We just purchased our first Outback, it is in beautiful shape, except the stereo is missing, It was a C1630RV , but I can not locate the manufacturer or where I can get a replacement, I also see where there are speaker wires that are mounted into the harness, are there speakers somewhere in the RV or are they just used to connect the speakers in the unit itself?


----------



## rdvholtwood (Sep 18, 2008)

NDJollyMon said:


> I have model C1630RV, and have the manual. If anyone needs info just ask.

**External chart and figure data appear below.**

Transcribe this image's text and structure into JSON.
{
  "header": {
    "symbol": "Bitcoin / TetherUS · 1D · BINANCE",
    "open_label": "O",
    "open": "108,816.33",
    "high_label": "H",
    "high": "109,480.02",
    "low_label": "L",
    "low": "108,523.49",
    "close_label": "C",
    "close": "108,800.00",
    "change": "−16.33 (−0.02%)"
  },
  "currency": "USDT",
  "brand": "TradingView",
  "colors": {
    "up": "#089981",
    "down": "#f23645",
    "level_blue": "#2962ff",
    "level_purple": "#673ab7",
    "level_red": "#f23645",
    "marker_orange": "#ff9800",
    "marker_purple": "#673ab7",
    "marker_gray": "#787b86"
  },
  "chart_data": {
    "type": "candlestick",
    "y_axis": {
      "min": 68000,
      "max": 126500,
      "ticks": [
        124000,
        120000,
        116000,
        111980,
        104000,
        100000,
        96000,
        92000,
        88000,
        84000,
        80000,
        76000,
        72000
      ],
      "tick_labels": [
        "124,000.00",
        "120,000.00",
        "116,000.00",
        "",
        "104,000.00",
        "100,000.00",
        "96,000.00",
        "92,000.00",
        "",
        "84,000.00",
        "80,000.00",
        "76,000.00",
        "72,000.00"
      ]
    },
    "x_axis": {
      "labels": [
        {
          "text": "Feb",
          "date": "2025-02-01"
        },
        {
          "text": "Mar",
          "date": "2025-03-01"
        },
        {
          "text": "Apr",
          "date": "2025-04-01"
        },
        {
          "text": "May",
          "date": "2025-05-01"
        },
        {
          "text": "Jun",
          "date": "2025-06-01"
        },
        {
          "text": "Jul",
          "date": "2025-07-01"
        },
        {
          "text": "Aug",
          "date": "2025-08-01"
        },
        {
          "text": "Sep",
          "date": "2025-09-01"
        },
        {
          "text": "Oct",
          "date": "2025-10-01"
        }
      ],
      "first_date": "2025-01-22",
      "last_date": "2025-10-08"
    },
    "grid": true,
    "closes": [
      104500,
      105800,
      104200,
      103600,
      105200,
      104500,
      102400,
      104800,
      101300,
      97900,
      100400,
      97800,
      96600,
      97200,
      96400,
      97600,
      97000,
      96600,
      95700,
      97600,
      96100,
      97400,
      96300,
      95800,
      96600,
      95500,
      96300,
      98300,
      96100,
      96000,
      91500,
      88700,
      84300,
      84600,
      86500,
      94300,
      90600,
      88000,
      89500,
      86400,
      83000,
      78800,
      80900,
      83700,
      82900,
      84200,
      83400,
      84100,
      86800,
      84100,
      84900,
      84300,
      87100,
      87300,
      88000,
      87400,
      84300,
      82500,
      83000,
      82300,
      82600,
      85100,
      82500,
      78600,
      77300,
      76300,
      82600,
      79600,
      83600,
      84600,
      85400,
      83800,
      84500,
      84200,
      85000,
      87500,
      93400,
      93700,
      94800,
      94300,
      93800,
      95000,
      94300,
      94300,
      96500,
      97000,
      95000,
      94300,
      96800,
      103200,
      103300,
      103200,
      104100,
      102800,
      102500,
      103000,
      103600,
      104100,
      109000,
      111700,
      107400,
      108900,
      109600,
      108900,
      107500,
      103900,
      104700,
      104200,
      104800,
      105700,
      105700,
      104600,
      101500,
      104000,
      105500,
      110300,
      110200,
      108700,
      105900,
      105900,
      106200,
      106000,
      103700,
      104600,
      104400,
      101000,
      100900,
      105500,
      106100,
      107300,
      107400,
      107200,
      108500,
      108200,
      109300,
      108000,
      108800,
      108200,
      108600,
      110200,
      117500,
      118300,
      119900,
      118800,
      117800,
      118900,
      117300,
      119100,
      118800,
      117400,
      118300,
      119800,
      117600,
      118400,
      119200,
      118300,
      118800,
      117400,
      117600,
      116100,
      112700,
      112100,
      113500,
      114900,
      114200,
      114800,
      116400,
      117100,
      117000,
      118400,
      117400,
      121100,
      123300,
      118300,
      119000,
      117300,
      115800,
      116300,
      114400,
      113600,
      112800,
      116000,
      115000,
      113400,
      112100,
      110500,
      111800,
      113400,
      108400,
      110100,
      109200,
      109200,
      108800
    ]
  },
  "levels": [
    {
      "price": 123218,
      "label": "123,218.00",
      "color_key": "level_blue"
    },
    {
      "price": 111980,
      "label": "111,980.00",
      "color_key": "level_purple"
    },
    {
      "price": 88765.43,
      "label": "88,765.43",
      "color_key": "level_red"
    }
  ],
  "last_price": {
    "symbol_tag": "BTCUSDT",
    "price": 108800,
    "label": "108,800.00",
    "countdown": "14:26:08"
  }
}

Welcome to the Outbackers!

I found the above post doing a quick search (its pretty old....) - might want to send a message (PM) to (NDJollyMon) - as he may or may have some info that may be helpful to you.

Good Luck!


----------



## Desert rat (May 9, 2012)

MarkKris said:


> We just purchased our first Outback, it is in beautiful shape, except the stereo is missing, It was a C1630RV , but I can not locate the manufacturer or where I can get a replacement, I also see where there are speaker wires that are mounted into the harness, are there speakers somewhere in the RV or are they just used to connect the speakers in the unit itself?


Seems my C1630RV radio/cassette burned. A previous owner replaced the 12 volt fuse with a 250 volt fuse. Unit will not respond. What can I do to fix or replace? Thanks for any help.


----------



## CdnOutback (Apr 16, 2010)

I'd tow to the nearest stereo installer and ask them what would fit in the hole.. you'd probably get something better.


----------